Lipinski M, Muñoz-Viana R, del Blanco B, Marquez-Galera A, Medrano-Relinque J, Carames JM, Szczepankiewicz A, Fernandez-Albert J, Navarrón CM, Olivares R, Wilczynski GM, Canals S, Lopez-Atalaya JP and Barco A.

Nat Comm. 11, 2588 (2020)
doi: 10.1038/s41467-020-16246-0
Published: 2020 May 22;

Link to the video: https://youtu.be/JEY8L5YF2Ps

Most of what we know about reprograming and the maintenance of cellular fate comes from studies in dividing cells, and we still do not know what makes a neuron to stay being a neuron for the whole life of the individual and. The study by Lipinski and colleagues identifies the lysine acetyltransferases CBP and p300 as key safeguards of cell fate and provides essential mechanistic insight on how neuronal identity is preserved throughout life. These two proteins are the only two members of the lysine acetyltransferases type 3 (KAT3) family. Although they are important and well-studied transcriptional co-activators, their specific functions in adult post-mitotic neurons remain unclear.

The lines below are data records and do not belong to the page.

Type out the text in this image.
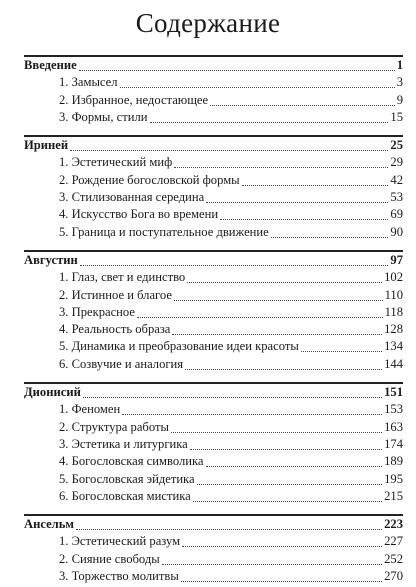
Содержание
Введение	1
1. Замысел	3
2. Избранное, недостающее	9
3. Формы, стили	15
Ириней	25
1. Эстетический миф	29
2. Рождение богословской формы	42
3. Стилизованная середина	53
4. Искусство Бога во времени	69
5. Граница и поступательное движение	90
Августин	97
1. Глаз, свет и единство	102
2. Истинное и благое	110
3. Прекрасное	118
4. Реальность образа	128
5. Динамика и преобразование идеи красоты	134
6. Созвучие и аналогия	144
Дионисий	151
1. Феномен	153
2. Структура работы	163
3. Эстетика и литургика	174
4. Богословская символика	189
5. Богословская эйдетика	195
6. Богословская мистика	215
Ансельм	223
1. Эстетический разум	227
2. Сияние свободы	252
3. Торжество молитвы	270
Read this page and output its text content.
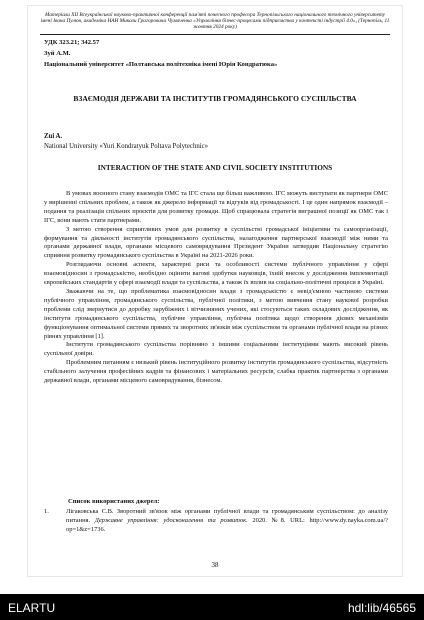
Матеріали XII Всеукраїнської науково-практичної конференції пам'яті почесного професора Тернопільського національного технічного університету імені Івана Пулюя, академіка НАН Миколи Григоровича Чумаченка «Управління бізнес-процесами підприємства у контексті індустрії 4.0», (Тернопіль, 11 жовтня 2024 року)
УДК 323.21; 342.57
Зуй А.М.
Національний університет «Полтавська політехніка імені Юрія Кондратюка»
ВЗАЄМОДІЯ ДЕРЖАВИ ТА ІНСТИТУТІВ ГРОМАДЯНСЬКОГО СУСПІЛЬСТВА
Zui A.
National University «Yuri Kondratyuk Poltava Polytechnic»
INTERACTION OF THE STATE AND CIVIL SOCIETY INSTITUTIONS

В умовах воєнного стану взаємодія ОМС та ІГС стала ще більш важливою. ІГС можуть виступати як партнери ОМС у вирішенні спільних проблем, а також як джерело інформації та відгуків від громадськості. І це один напрямок взаємодії – подання та реалізація спільних проєктів для розвитку громади. Щоб спрацювала стратегія виграшної позиції як ОМС так і ІГС, вони мають стати партнерами.

З метою створення сприятливих умов для розвитку в суспільстві громадської ініціативи та самоорганізації, формування та діяльності інститутів громадянського суспільства, налагодження партнерської взаємодії між ними та органами державної влади, органами місцевого самоврядування Президент України затвердив Національну стратегію сприяння розвитку громадянського суспільства в Україні на 2021-2026 роки.

Розглядаючи основні аспекти, характерні риси та особливості системи публічного управління у сфері взаємовідносин з громадськістю, необхідно оцінити вагомі здобутки науковців, їхній внесок у дослідження імплементації європейських стандартів у сфері взаємодії влади та суспільства, а також їх вплив на соціально-політичні процеси в Україні.

Зважаючи на те, що проблематика взаємовідносин влади з громадськістю є невід'ємною частиною системи публічного управління, громадянського суспільства, публічної політики, з метою вивчення стану наукової розробки проблеми слід звернутися до доробку зарубіжних і вітчизняних учених, які стосуються таких складових дослідження, як інститути громадянського суспільства, публічне управління, публічна політика щодо створення дієвих механізмів функціонування оптимальної системи прямих та зворотних зв'язків між суспільством та органами публічної влади на різних рівнях управління [1].

Інститути громадянського суспільства порівняно з іншими соціальними інституціями мають високий рівень суспільної довіри.

Проблемним питанням є низький рівень інституційного розвитку інститутів громадянського суспільства, відсутність стабільного залучення професійних кадрів та фінансових і матеріальних ресурсів, слабка практик партнерства з органами державної влади, органами місцевого самоврядування, бізнесом.

Список використаних джерел:
1.	Лігаковська С.В. Зворотний зв'язок між органами публічної влади та громадянським суспільством: до аналізу питання. Державне управління: удосконалення та розвиток. 2020. №8. URL: http://www.dy.nayka.com.ua/?op=1&z=1736.
38
ELARTU	hdl:lib/46565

In the work just published in the journal Nature Communications, it is shown how by simultaneously eliminating CBP and p300 in the brains of adult mice, neurons lose their synaptic connections, as well as their ability to respond to electrical stimuli, in a few days. necessary for the functionality of the brain. This leads to a severe decrease in the ability to coordinate movements (ataxia) and loss of the basic reflexes of the animal. In parallel, at the molecular level there is a decrease in the regulation of neuronal genes.

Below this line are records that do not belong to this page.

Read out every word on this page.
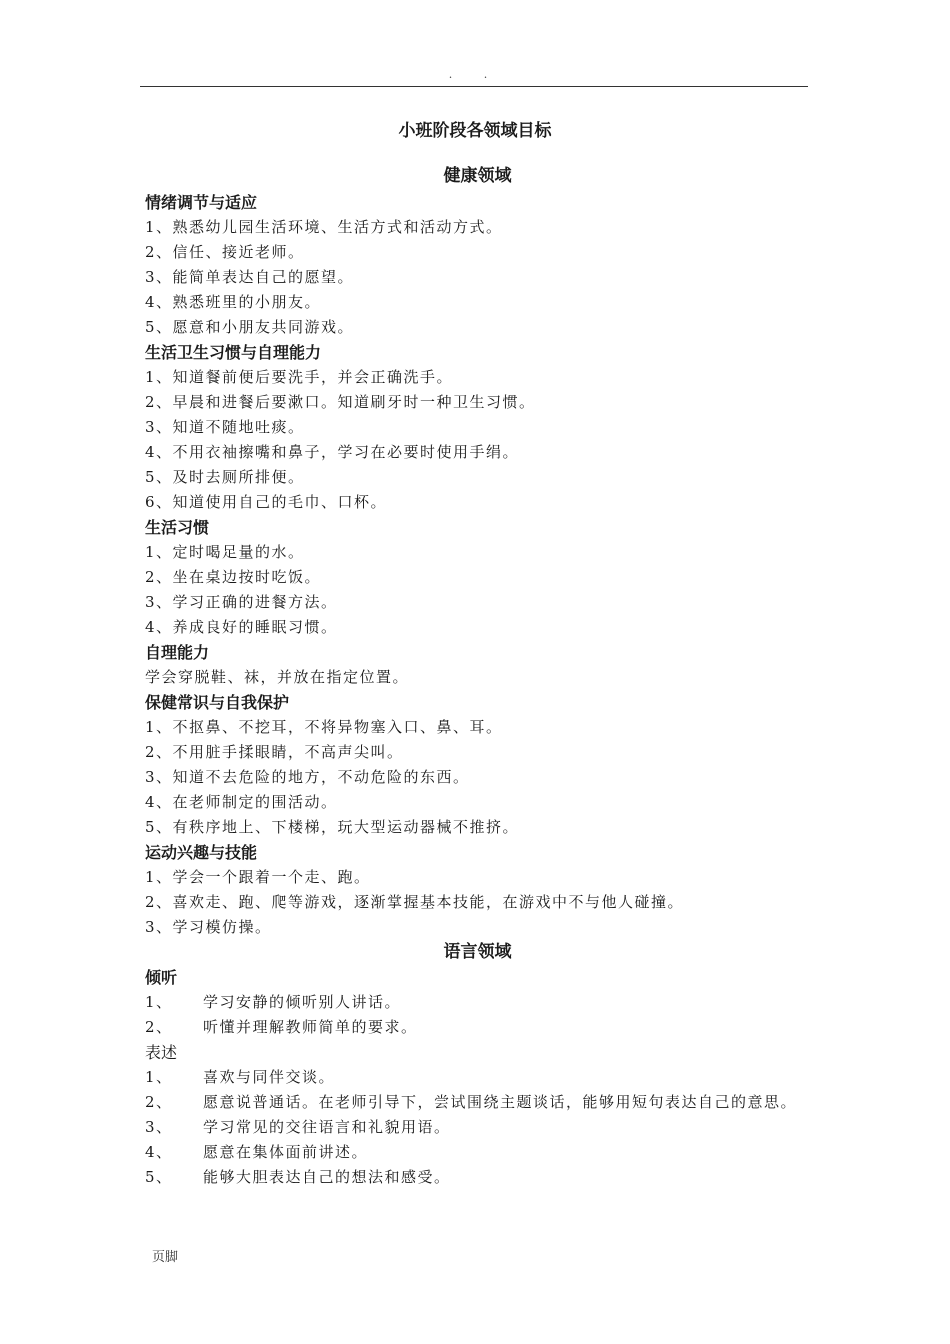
. .
小班阶段各领域目标
健康领域
情绪调节与适应
1、熟悉幼儿园生活环境、生活方式和活动方式。
2、信任、接近老师。
3、能简单表达自己的愿望。
4、熟悉班里的小朋友。
5、愿意和小朋友共同游戏。
生活卫生习惯与自理能力
1、知道餐前便后要洗手，并会正确洗手。
2、早晨和进餐后要漱口。知道刷牙时一种卫生习惯。
3、知道不随地吐痰。
4、不用衣袖擦嘴和鼻子，学习在必要时使用手绢。
5、及时去厕所排便。
6、知道使用自己的毛巾、口杯。
生活习惯
1、定时喝足量的水。
2、坐在桌边按时吃饭。
3、学习正确的进餐方法。
4、养成良好的睡眠习惯。
自理能力
学会穿脱鞋、袜，并放在指定位置。
保健常识与自我保护
1、不抠鼻、不挖耳，不将异物塞入口、鼻、耳。
2、不用脏手揉眼睛，不高声尖叫。
3、知道不去危险的地方，不动危险的东西。
4、在老师制定的围活动。
5、有秩序地上、下楼梯，玩大型运动器械不推挤。
运动兴趣与技能
1、学会一个跟着一个走、跑。
2、喜欢走、跑、爬等游戏，逐渐掌握基本技能，在游戏中不与他人碰撞。
3、学习模仿操。
语言领域
倾听
1、	学习安静的倾听别人讲话。
2、	听懂并理解教师简单的要求。
表述
1、	喜欢与同伴交谈。
2、	愿意说普通话。在老师引导下，尝试围绕主题谈话，能够用短句表达自己的意思。
3、	学习常见的交往语言和礼貌用语。
4、	愿意在集体面前讲述。
5、	能够大胆表达自己的想法和感受。
页脚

It was previously known that CBP and p300 proteins actively participate in the process of cell differentiation, whereby each cell type acquires its specific morphology and functions, that is, its identity. The new study shows that precisely these two proteins are also responsible for maintaining this cellular identity throughout life. The simultaneous absence of CBP and p300 specifically prevents the expression of genes that confer identity to neurons. Therefore, the combined elimination of CBP and p300 in hippocampal neurons results in rapid loss of neuronal molecular identity without dedifferentiation or transdifferentiation of these cells. Although a loss of identity as dramatic as that observed when CBP and p300 are removed does not occur naturally, it is believed that some pathologies associated with aging may be due to an erosion of the epigenome and a partial loss of identity of some cell types, including neurons. CBP and p300 proteins are also linked to some types of cancer and to a rare disease, called Rubinstein-Taybi syndrome, associated with severe intellectual disability.

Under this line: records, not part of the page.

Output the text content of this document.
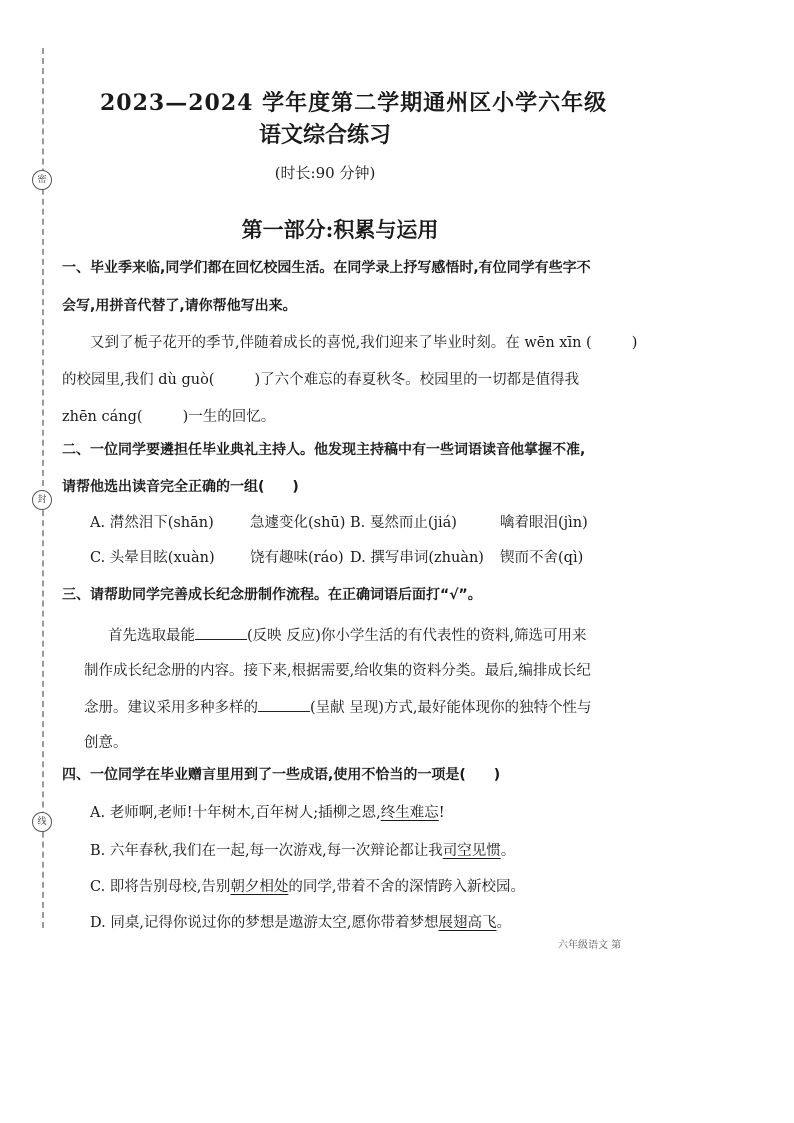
密
封
线
2023—2024 学年度第二学期通州区小学六年级
语文综合练习
(时长:90 分钟)
第一部分:积累与运用
一、毕业季来临,同学们都在回忆校园生活。在同学录上抒写感悟时,有位同学有些字不
会写,用拼音代替了,请你帮他写出来。
又到了栀子花开的季节,伴随着成长的喜悦,我们迎来了毕业时刻。在 wēn xīn (	)
的校园里,我们 dù guò(	)了六个难忘的春夏秋冬。校园里的一切都是值得我
zhēn cáng(	)一生的回忆。
二、一位同学要遴担任毕业典礼主持人。他发现主持稿中有一些词语读音他掌握不准,
请帮他选出读音完全正确的一组(　　)
A. 潸然泪下(shān) 急遽变化(shū) B. 戛然而止(jiá)	噙着眼泪(jìn)
C. 头晕目眩(xuàn) 饶有趣味(ráo) D. 撰写串词(zhuàn) 锲而不舍(qì)
三、请帮助同学完善成长纪念册制作流程。在正确词语后面打“√”。
首先选取最能	(反映 反应)你小学生活的有代表性的资料,筛选可用来
制作成长纪念册的内容。接下来,根据需要,给收集的资料分类。最后,编排成长纪
念册。建议采用多种多样的	(呈献 呈现)方式,最好能体现你的独特个性与
创意。
四、一位同学在毕业赠言里用到了一些成语,使用不恰当的一项是(　　)
A. 老师啊,老师!十年树木,百年树人;插柳之恩,终生难忘!
B. 六年春秋,我们在一起,每一次游戏,每一次辩论都让我司空见惯。
C. 即将告别母校,告别朝夕相处的同学,带着不舍的深情跨入新校园。
D. 同桌,记得你说过你的梦想是遨游太空,愿你带着梦想展翅高飞。
六年级语文 第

This multidisciplinary study required the collaboration of several labs with different expertise at the Neuroscience Institute, UMH-CSIC, in Alicante, with collaborators at the Nencki Institute in Warsaw.

This multidisciplinary study involves 14 researchers. The photography shows the main authors of the study in a meeting last December. From left to right: Rafael Muñoz-Viana, Angel Barco, Beatriz del Blanco y Michal Lipinski.

Lipinski et al. show that CBP and p300 (jointly referred to as KAT3) safeguard neuronal identity by regulating histone acetylation at promoter and enhancer regions of neuronal specific genes. The combined loss of these factors has severe effects on neuronal morphology, electric properties and gene expression. This loss of identity is represented in the image of dentate gyrus neurons with the progressive loss of resolution from left to right, in parallel with the reduction of KAT3 activity.